Les Considérations
C'est sous ce point de vue qu'il faut envisager l'ouvrage de M. de Montesquieu: il trouve les causes de la grandeur des Romains dans l'amour de la liberté, du travail et de la patrie, qu'on leur inspirait dès l'enfance; dans la sévérité de la discipline militaire; dans ces dissensions intestines qui donnaient du ressort aux esprits et qui cessaient tout-à-coup à la vue de l'ennemi; dans cette constance après le malheur, qui ne désespérait jamais de la république; dans le principe où ils furent toujours de ne faire jamais la paix qu'après des victoires; dans l'honneur du triomphe, sujet d'émulation pour les généraux; dans la protection qu'ils accordaient aux peuples révoltés contre leurs rois; dans l'excellente politique de laisser aux vaincus leurs dieux et leurs coutumes; dans celle de n'avoir jamais deux puissants ennemis sur les bras, et de tout souffrir de l'un jusqu'à ce qu'ils eussent anéanti l'autre. Il trouve les causes de leur décadence dans l'aggrandissement même de l'État, qui changea en guerres civiles les tumultes populaires, dans les guerres éloignées qui forçant les citoyens à une trop longue absence, leur faisaient perdre insensiblement l'esprit républicain; dans le droit de bourgeoisie accordé à tant de nations et qui ne fit plus du peuple romain qu'une espèce de monstre à plusieurs têtes; dans la corruption introduite par le luxe de l'Asie; dans les proscriptions de Sylla qui avilirent l'esprit de la nation, et la prépareront à l'esclavage; dans la nécessité où les Romains se trouvèrent de souffrir des maîtres, lorsque leur liberté leur fut devenue à charge; dans l'obligation où ils furent de changer de maximes, en changeant de gouvernement; dans cette suite de monstres qui régnèrent, presque sans interruption, depuis Tibère jusqu'à Nerva, et depuis Commode jusqu'à Constantin; enfin dans la translation et le partage de l'empire, qui périt d'abord en Occident par la puissance des Barbares, et qui après avoir langui plusieurs siècles en Orient sous des empereurs imbéciles ou féroces, s'anéantit insensiblement comme ces fleuves qui disparaissent dans des sables.

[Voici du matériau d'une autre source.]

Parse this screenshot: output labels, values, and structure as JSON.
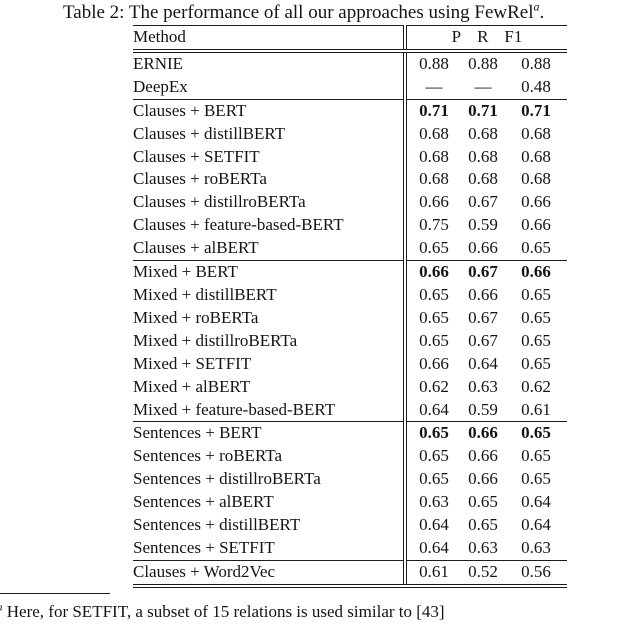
{
  "caption": {
    "prefix": "Table 2: The performance of all our approaches using FewRel",
    "superscript": "a",
    "suffix": "."
  },
  "table": {
    "header": {
      "method": "Method",
      "p": "P",
      "r": "R",
      "f1": "F1"
    },
    "sections": [
      {
        "rows": [
          {
            "method": "ERNIE",
            "p": "0.88",
            "r": "0.88",
            "f1": "0.88",
            "bold": false
          },
          {
            "method": "DeepEx",
            "p": "—",
            "r": "—",
            "f1": "0.48",
            "bold": false
          }
        ]
      },
      {
        "rows": [
          {
            "method": "Clauses + BERT",
            "p": "0.71",
            "r": "0.71",
            "f1": "0.71",
            "bold": true
          },
          {
            "method": "Clauses + distillBERT",
            "p": "0.68",
            "r": "0.68",
            "f1": "0.68",
            "bold": false
          },
          {
            "method": "Clauses + SETFIT",
            "p": "0.68",
            "r": "0.68",
            "f1": "0.68",
            "bold": false
          },
          {
            "method": "Clauses + roBERTa",
            "p": "0.68",
            "r": "0.68",
            "f1": "0.68",
            "bold": false
          },
          {
            "method": "Clauses + distillroBERTa",
            "p": "0.66",
            "r": "0.67",
            "f1": "0.66",
            "bold": false
          },
          {
            "method": "Clauses + feature-based-BERT",
            "p": "0.75",
            "r": "0.59",
            "f1": "0.66",
            "bold": false
          },
          {
            "method": "Clauses + alBERT",
            "p": "0.65",
            "r": "0.66",
            "f1": "0.65",
            "bold": false
          }
        ]
      },
      {
        "rows": [
          {
            "method": "Mixed + BERT",
            "p": "0.66",
            "r": "0.67",
            "f1": "0.66",
            "bold": true
          },
          {
            "method": "Mixed + distillBERT",
            "p": "0.65",
            "r": "0.66",
            "f1": "0.65",
            "bold": false
          },
          {
            "method": "Mixed + roBERTa",
            "p": "0.65",
            "r": "0.67",
            "f1": "0.65",
            "bold": false
          },
          {
            "method": "Mixed + distillroBERTa",
            "p": "0.65",
            "r": "0.67",
            "f1": "0.65",
            "bold": false
          },
          {
            "method": "Mixed + SETFIT",
            "p": "0.66",
            "r": "0.64",
            "f1": "0.65",
            "bold": false
          },
          {
            "method": "Mixed + alBERT",
            "p": "0.62",
            "r": "0.63",
            "f1": "0.62",
            "bold": false
          },
          {
            "method": "Mixed + feature-based-BERT",
            "p": "0.64",
            "r": "0.59",
            "f1": "0.61",
            "bold": false
          }
        ]
      },
      {
        "rows": [
          {
            "method": "Sentences + BERT",
            "p": "0.65",
            "r": "0.66",
            "f1": "0.65",
            "bold": true
          },
          {
            "method": "Sentences + roBERTa",
            "p": "0.65",
            "r": "0.66",
            "f1": "0.65",
            "bold": false
          },
          {
            "method": "Sentences + distillroBERTa",
            "p": "0.65",
            "r": "0.66",
            "f1": "0.65",
            "bold": false
          },
          {
            "method": "Sentences + alBERT",
            "p": "0.63",
            "r": "0.65",
            "f1": "0.64",
            "bold": false
          },
          {
            "method": "Sentences + distillBERT",
            "p": "0.64",
            "r": "0.65",
            "f1": "0.64",
            "bold": false
          },
          {
            "method": "Sentences + SETFIT",
            "p": "0.64",
            "r": "0.63",
            "f1": "0.63",
            "bold": false
          }
        ]
      },
      {
        "rows": [
          {
            "method": "Clauses + Word2Vec",
            "p": "0.61",
            "r": "0.52",
            "f1": "0.56",
            "bold": false
          }
        ]
      }
    ]
  },
  "footnote": {
    "marker": "a",
    "text": "Here, for SETFIT, a subset of 15 relations is used similar to [43]"
  }
}
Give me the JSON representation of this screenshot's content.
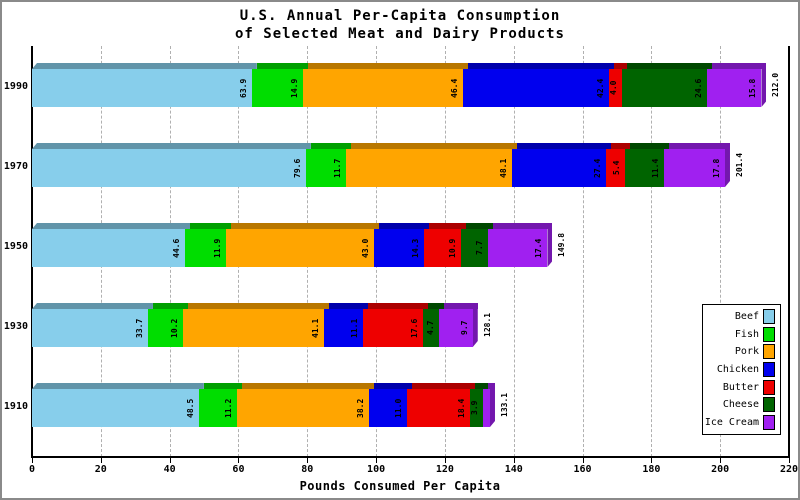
{
  "window": {
    "background": "#ffffff",
    "border_color": "#8a8a8a"
  },
  "title": {
    "line1": "U.S. Annual Per-Capita Consumption",
    "line2": "of Selected Meat and Dairy Products"
  },
  "chart_data": {
    "type": "bar",
    "orientation": "horizontal",
    "stacked": true,
    "title": "U.S. Annual Per-Capita Consumption of Selected Meat and Dairy Products",
    "xlabel": "Pounds Consumed Per Capita",
    "xlim": [
      0,
      220
    ],
    "xticks": [
      0,
      20,
      40,
      60,
      80,
      100,
      120,
      140,
      160,
      180,
      200,
      220
    ],
    "grid": "vertical-dashed",
    "gridline_color": "#b0b0b0",
    "categories": [
      "1990",
      "1970",
      "1950",
      "1930",
      "1910"
    ],
    "series": [
      {
        "name": "Beef",
        "color": "#87CEEB",
        "values": [
          63.9,
          79.6,
          44.6,
          33.7,
          48.5
        ]
      },
      {
        "name": "Fish",
        "color": "#00DD00",
        "values": [
          14.9,
          11.7,
          11.9,
          10.2,
          11.2
        ]
      },
      {
        "name": "Pork",
        "color": "#FFA500",
        "values": [
          46.4,
          48.1,
          43.0,
          41.1,
          38.2
        ]
      },
      {
        "name": "Chicken",
        "color": "#0000EE",
        "values": [
          42.4,
          27.4,
          14.3,
          11.1,
          11.0
        ]
      },
      {
        "name": "Butter",
        "color": "#EE0000",
        "values": [
          4.0,
          5.4,
          10.9,
          17.6,
          18.4
        ]
      },
      {
        "name": "Cheese",
        "color": "#006400",
        "values": [
          24.6,
          11.4,
          7.7,
          4.7,
          3.9
        ]
      },
      {
        "name": "Ice Cream",
        "color": "#A020F0",
        "values": [
          15.8,
          17.8,
          17.4,
          9.7,
          1.9
        ]
      }
    ],
    "totals": [
      212.0,
      201.4,
      149.8,
      128.1,
      133.1
    ],
    "legend": {
      "position": "bottom-right",
      "items": [
        "Beef",
        "Fish",
        "Pork",
        "Chicken",
        "Butter",
        "Cheese",
        "Ice Cream"
      ]
    }
  }
}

Un assez petit volume a suffi à M. de Montesquieu pour développer un tableau si intéressant et si vaste. Comme l'auteur ne s'appesantit point sur des détails, et ne saisit que les branches fécondes de son sujet, il a su renfermer en très peu d'espace un grand nombre d'objects distinctement aperçus et rapidement présentés sans fatigue pour le lecteur, en laissant beaucoup voir, il laisse encore plus à penser et il aurait pu intituler son livre: Histoire romaine à l'usage des hommes d'État et des philosophes.